F a t t o e D i r i t t o
La Corte di appello dell'Aquila ha confermato la sentenza resa dal Tribunale di Lanciano con la quale D.L.A. e F. R. sono stati condannati alla pena di 200,00 Euro di multa ciascuno perchè, nelle rispettive qualità di responsabile legale della Bimo Italia s.p.a. e di responsabile della produzione, cagionavano, per colpa consistita nella violazione di norme antinfortunistiche, al dipendente G.A. lesioni al braccio ed alla mano destra; in data (omissis) il predetto G., mentre era intento alla pulizia della macchina MDO per la lavorazione di films polipropilenici, effettuata con i rulli in movimento alla velocità di due metri al minuto, rimaneva incastrato con la mano e l'avambraccio nei rulli, cagionandosi le lesioni di cui al capo di imputazione.
La Corte di appello riteneva entrambi gli imputati responsabili dell'infortunio per violazione del D.P.R. n. 547 del 1955, art. 48 dal momento che entrambi avevano concordato e condiviso le istruzioni contenute nella comunicazione interna del 19 novembre 1997 con la quale si fornivano istruzioni per la pulizia della macchina con i rulli in movimento; solo a distanza di pochi giorni dall'infortunio, con una successiva comunicazione, si era prescritto che la pulizia avvenisse a rulli fermi; tali prime istruzioni, contrarie al disposto di legge e non giustificate da particolari esigenze tecniche, risultavano altresì contrarie al libretto di istruzione che prescriveva che la pulizia avvenisse a rulli fermi.
Avverso tale sentenza hanno proposto ricorso per cassazione, con separati ricorsi, entrambi gli imputati formulando i motivi di seguito indicati.
Secondo D.L. la sentenza sarebbe illogica per non aver tenuto conto che con l'appello si era fatto presente che i testi avevano dichiarato che la macchina era stata fornita senza libretto di istruzione e che le modalità di pulizia erano state indicate dagli istruttori della casa di produzione della macchina stessa che avevano spiegato che si doveva procedere a macchina in movimento, sia pure a velocità ridotta; neppure si poteva ritenere che vi fosse violazione del D.P.R. n. 547 del 1955, art. 48 atteso che tale norma non stabilisce un divieto assoluto, dovendosi invece solo assicurare, qualora non sia procedere a macchina ferma, le garanzie necessarie alla tutela dei lavoratori, ciò che nella specie era stato fatto avendo la direzione imposto la presenza di un supervisore, allontanatosi momentaneamente al momento del fatto.
F. con un primo motivo ribadisce l'eccezione già formulata in appello in relazione alla inesistenza del verbale dell'udienza del 14 maggio 2004 del giudizio di primo grado; lamenta la violazione dell'art. 134 c.p.p., n. 3 e art. 139 c.p.p. dal momento che per tale udienza è mancata del tutto la riproduzione fonografica, e sostiene che tale forma di documentazione non può essere sostituita dal verbale riassuntivo.
Con un secondo motivo censura la affermazione di responsabilità in totale assenza dell'elemento soggettivo, attribuibile in via esclusiva all'ing.

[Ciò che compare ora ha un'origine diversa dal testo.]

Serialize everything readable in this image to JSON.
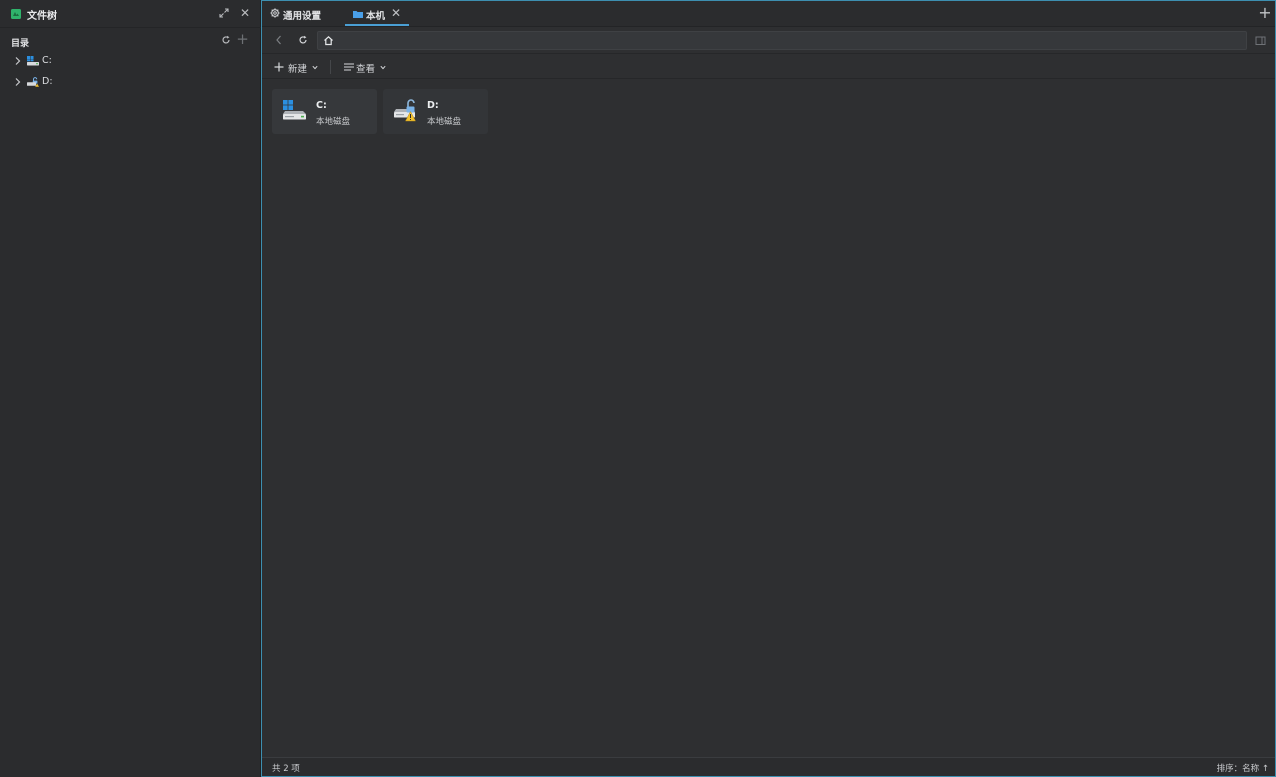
{
  "sidebar": {
    "title": "文件树",
    "directory_label": "目录",
    "tree": [
      {
        "label": "C:",
        "icon": "windows-drive-icon"
      },
      {
        "label": "D:",
        "icon": "unlocked-drive-warning-icon"
      }
    ]
  },
  "tabs": [
    {
      "label": "通用设置",
      "icon": "gear-icon"
    },
    {
      "label": "本机",
      "icon": "folder-icon",
      "active": true
    }
  ],
  "navigation": {
    "address": ""
  },
  "toolbar": {
    "new_label": "新建",
    "view_label": "查看"
  },
  "drives": [
    {
      "name": "C:",
      "type": "本地磁盘",
      "icon": "windows-drive-icon"
    },
    {
      "name": "D:",
      "type": "本地磁盘",
      "icon": "unlocked-drive-warning-icon"
    }
  ],
  "status": {
    "item_count": "共 2 项",
    "sort": "排序：名称 ↑"
  },
  "colors": {
    "accent": "#3d8fb0",
    "tab_underline": "#4a9fd4",
    "background": "#2e2f31",
    "sidebar_logo": "#2fb36b"
  }
}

D.L. secondo quanto dallo stesso dichiarato e cioè che tutte le istruzioni aziendali riguardanti le misure di sicurezza sugli impianti ed in particolare quelle del 19 novembre 1997 erano state impartite dalla direzione e il F. le aveva soltanto redatte senza poterne influenzare il contenuto.
Il ricorso di D.L. deve essere dichiarato inammissibile per tardività.
Ed invero la sentenza della Corte di appello di L'Aquila è stata pronunciata il 26.5.2005, e la motivazione è stata depositata il 6.7; la notifica dell'estratto contumaciale all'imputato è avvenuta il 27.9.2005; il temine per l'impugnazione di giorni 30 (ai sensi dell'art. 585 c.p.p., lett. b, etra dunque scaduto alla data del 9.11.2005 in cui è stato depositato il presente ricorso.
Il primo motivo di ricorso presentato da F. è infondato essendo al riguardo sufficiente ricordare che ai sensi dell'art. 140 c.p.p. è espressamente prevista la possibilità di redigere il verbale in forma riassuntiva quando gli atti da verbalizzare hanno contenuto semplice o quando si verifica una contingente indisponibilità di strumenti di riproduzione o di ausiliari tecnici.
Correttamente dunque il giudice di appello ha ritenuto applicabile tale disposizione con riferimento alla semplicità degli atti.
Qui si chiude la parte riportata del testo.